“We can confirm that one person was caught at a routine check that police carried out,“ said Jessica Fremnell of the Arlanda police to daily Aftonbladet.
The SAS crew members were carrying out their duties on Tuesday when theywere asked to take the test and one of the pilots turned out to be over the legal limit.
According to an Aftonbladet source, the man was working on the outer safety checks of the craft when he tested positive for alcohol in the border police test.
The man had a blood alcohol content of over 1.0 promille, which is 0.8 promille over the limit. The limit in Sweden is a blood alcohol content exceeding 0.2 promille alcohol, both for driving and flying.
However, at SAS, the rules are even stricter, prohibiting pilots to fly unless they are under the 0.2 promille limit eight hours before takeoff.
After testing positive for alcohol the man was not allowed to fly the scheduled flight later in the afternoon.
The company were unwilling to disclose the destination to where the man was supposed to fly and told daily Dagens Nyheter (DN) that they view the incident as a “personnel issue” and not a security risk.

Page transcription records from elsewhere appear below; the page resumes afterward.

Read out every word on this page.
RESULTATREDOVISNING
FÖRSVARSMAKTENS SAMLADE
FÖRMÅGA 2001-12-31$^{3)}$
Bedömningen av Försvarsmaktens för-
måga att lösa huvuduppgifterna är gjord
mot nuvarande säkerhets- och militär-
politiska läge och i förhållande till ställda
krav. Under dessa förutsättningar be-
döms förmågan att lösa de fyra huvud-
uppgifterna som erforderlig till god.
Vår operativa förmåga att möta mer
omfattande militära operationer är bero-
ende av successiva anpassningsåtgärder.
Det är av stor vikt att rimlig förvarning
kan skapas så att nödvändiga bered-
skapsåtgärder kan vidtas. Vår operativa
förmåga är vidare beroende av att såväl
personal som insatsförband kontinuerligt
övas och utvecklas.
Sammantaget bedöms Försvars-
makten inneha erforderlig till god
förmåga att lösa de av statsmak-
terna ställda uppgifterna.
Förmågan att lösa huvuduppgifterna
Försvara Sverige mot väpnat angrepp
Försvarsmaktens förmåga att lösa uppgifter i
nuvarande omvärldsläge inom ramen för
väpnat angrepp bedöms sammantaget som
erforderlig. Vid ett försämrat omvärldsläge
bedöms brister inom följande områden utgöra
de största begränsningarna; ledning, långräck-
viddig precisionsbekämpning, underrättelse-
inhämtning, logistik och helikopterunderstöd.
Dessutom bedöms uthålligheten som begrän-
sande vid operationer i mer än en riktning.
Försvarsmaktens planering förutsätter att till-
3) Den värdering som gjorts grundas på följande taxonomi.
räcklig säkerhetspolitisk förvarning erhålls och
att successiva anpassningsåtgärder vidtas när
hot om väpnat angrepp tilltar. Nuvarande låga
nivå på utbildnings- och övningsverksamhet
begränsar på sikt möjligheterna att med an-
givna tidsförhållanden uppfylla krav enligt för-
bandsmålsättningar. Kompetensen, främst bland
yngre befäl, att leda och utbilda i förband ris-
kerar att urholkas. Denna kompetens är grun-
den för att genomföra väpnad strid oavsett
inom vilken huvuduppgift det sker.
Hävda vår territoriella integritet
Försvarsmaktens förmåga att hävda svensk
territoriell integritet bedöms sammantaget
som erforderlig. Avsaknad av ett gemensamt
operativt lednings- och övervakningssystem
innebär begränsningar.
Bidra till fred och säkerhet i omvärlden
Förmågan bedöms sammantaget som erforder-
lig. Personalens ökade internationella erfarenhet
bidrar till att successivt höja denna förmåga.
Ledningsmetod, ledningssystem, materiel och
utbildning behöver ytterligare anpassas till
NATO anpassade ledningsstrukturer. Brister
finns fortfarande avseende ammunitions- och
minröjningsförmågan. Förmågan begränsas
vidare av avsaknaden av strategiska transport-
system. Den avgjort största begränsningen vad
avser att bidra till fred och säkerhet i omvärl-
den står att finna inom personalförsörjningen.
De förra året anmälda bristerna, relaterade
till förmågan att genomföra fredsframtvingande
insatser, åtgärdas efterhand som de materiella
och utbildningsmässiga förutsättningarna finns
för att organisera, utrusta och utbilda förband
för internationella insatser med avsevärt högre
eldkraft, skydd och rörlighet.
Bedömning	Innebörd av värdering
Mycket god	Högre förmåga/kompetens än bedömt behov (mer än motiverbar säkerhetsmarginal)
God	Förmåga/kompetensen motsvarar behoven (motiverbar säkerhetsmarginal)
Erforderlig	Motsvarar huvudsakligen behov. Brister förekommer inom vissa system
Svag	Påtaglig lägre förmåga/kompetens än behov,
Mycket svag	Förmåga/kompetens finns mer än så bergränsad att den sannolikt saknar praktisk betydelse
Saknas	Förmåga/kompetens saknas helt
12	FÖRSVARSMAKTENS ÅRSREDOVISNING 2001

“We are aware of the situation and take what has happened extremely seriously. We support the border police's work to a 100 percent,” said Rebecka Södergren from SAS to Aftonbladet.
This is the first time someone has tested positive for alcohol at Arlanda since new rules came into effect in September 2010, making it possible for police to carry out checks on crew.
Göran Adbro, chairman of the Swedish Airline Pilots' Association (Svensk Pilotförening) has never before heard of any Swedish pilot being caught in a breathalyzer test.
“There is a zero tolerance policy for drinking and we stand by that,” he said to Aftonbladet.
After the discovery of the inebriated pilot, Scandinavian Airlines will be carrying out its own internal investigation alongside that of the police, according to DN.